Lai K, Wang H, Lee W S, Jain M K, Lee M E, Haber E
Cardiovascular Biology Laboratory, Harvard School of Public Health, Boston, Massachusetts 02115. USA.
J Clin Invest. 1996 Oct 1;98(7):1560-7. doi: 10.1172/JCI118949.
Smooth muscle cell proliferation and migration is important in arteriosclerosis. In this process, cytokines and growth factors are upregulated and bind to their respective receptors, which in turn stimulate mitogen-activated protein (MAP) kinases. MAP kinases then relay signals to the nucleus that activate quiescent smooth muscle cells. Phosphatases downregulate MAP kinases. We investigated the role of a dual-specificity tyrosine phosphatase, MAP kinase phosphatase-1 (MKP-1), in smooth muscle cell proliferation. MKP-1 expression was high in arterial tissue by Northern analysis, and MKP-1 message was detected mainly in the arterial smooth muscle layer by in situ hybridization. After balloon injury of the rat carotid artery, expression of MKP-1 decreased greatly, whereas that of MAP kinases, especially p44 MAP kinase, increased. The time course of the reduction in MKP-1 message correlated with increased tyrosine phosphorylation and elevated p44 MAP kinase enzymatic activity. In rat arterial smooth muscle cells overexpressing MKP-1, growth was arrested in the G1 phase and entry into the S phase was blocked. A reduction in MKP-1 expression may contribute in part to proliferation of smooth muscle cells after vascular injury, possibly through a decrease in dephosphorylation of p44 MAP kinase.

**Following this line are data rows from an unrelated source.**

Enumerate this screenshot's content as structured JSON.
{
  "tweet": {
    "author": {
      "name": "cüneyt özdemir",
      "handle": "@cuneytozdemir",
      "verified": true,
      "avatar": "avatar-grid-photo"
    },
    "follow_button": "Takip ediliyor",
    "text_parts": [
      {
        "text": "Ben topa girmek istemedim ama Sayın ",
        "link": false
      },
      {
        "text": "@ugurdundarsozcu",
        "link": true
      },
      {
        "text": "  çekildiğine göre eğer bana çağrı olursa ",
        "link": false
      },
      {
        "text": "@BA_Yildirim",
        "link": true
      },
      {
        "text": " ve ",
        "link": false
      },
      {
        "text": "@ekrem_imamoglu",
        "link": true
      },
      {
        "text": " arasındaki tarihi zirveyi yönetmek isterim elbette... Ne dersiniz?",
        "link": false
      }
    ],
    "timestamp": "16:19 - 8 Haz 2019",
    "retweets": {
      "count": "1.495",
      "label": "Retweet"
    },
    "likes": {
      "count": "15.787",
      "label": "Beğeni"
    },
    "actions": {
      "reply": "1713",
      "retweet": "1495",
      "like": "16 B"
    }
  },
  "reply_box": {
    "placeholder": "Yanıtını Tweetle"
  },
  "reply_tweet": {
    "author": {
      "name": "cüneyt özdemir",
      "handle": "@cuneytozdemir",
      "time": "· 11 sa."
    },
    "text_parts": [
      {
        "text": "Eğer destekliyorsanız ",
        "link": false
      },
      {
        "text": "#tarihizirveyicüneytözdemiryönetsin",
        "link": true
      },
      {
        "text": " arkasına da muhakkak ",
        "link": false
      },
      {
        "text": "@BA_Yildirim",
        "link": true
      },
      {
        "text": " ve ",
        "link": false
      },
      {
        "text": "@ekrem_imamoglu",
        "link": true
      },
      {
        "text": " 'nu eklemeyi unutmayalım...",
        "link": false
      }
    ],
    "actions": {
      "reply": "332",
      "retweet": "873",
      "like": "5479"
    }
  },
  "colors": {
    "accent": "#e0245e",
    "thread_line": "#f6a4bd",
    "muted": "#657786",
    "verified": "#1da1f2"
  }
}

平滑肌细胞的增殖和迁移在动脉粥样硬化过程中起着重要作用。在此过程中,细胞因子和生长因子上调并与其各自的受体结合,进而刺激丝裂原活化蛋白(MAP)激酶。MAP激酶随后将信号传递至细胞核,激活静止的平滑肌细胞。磷酸酶可下调MAP激酶。我们研究了双特异性酪氨酸磷酸酶——MAP激酶磷酸酶-1(MKP-1)在平滑肌细胞增殖中的作用。通过Northern印迹分析发现,MKP-1在动脉组织中的表达较高,并且通过原位杂交检测到MKP-1的信使核糖核酸主要存在于动脉平滑肌层。大鼠颈动脉球囊损伤后,MKP-1的表达大幅下降,而MAP激酶,尤其是p44 MAP激酶的表达增加。MKP-1信使核糖核酸减少的时间进程与酪氨酸磷酸化增加及p44 MAP激酶酶活性升高相关。在过表达MKP-1的大鼠动脉平滑肌细胞中,细胞生长停滞于G1期,进入S期受阻。MKP-1表达的降低可能部分促成了血管损伤后平滑肌细胞的增殖,这可能是通过减少p44 MAP激酶的去磷酸化来实现的。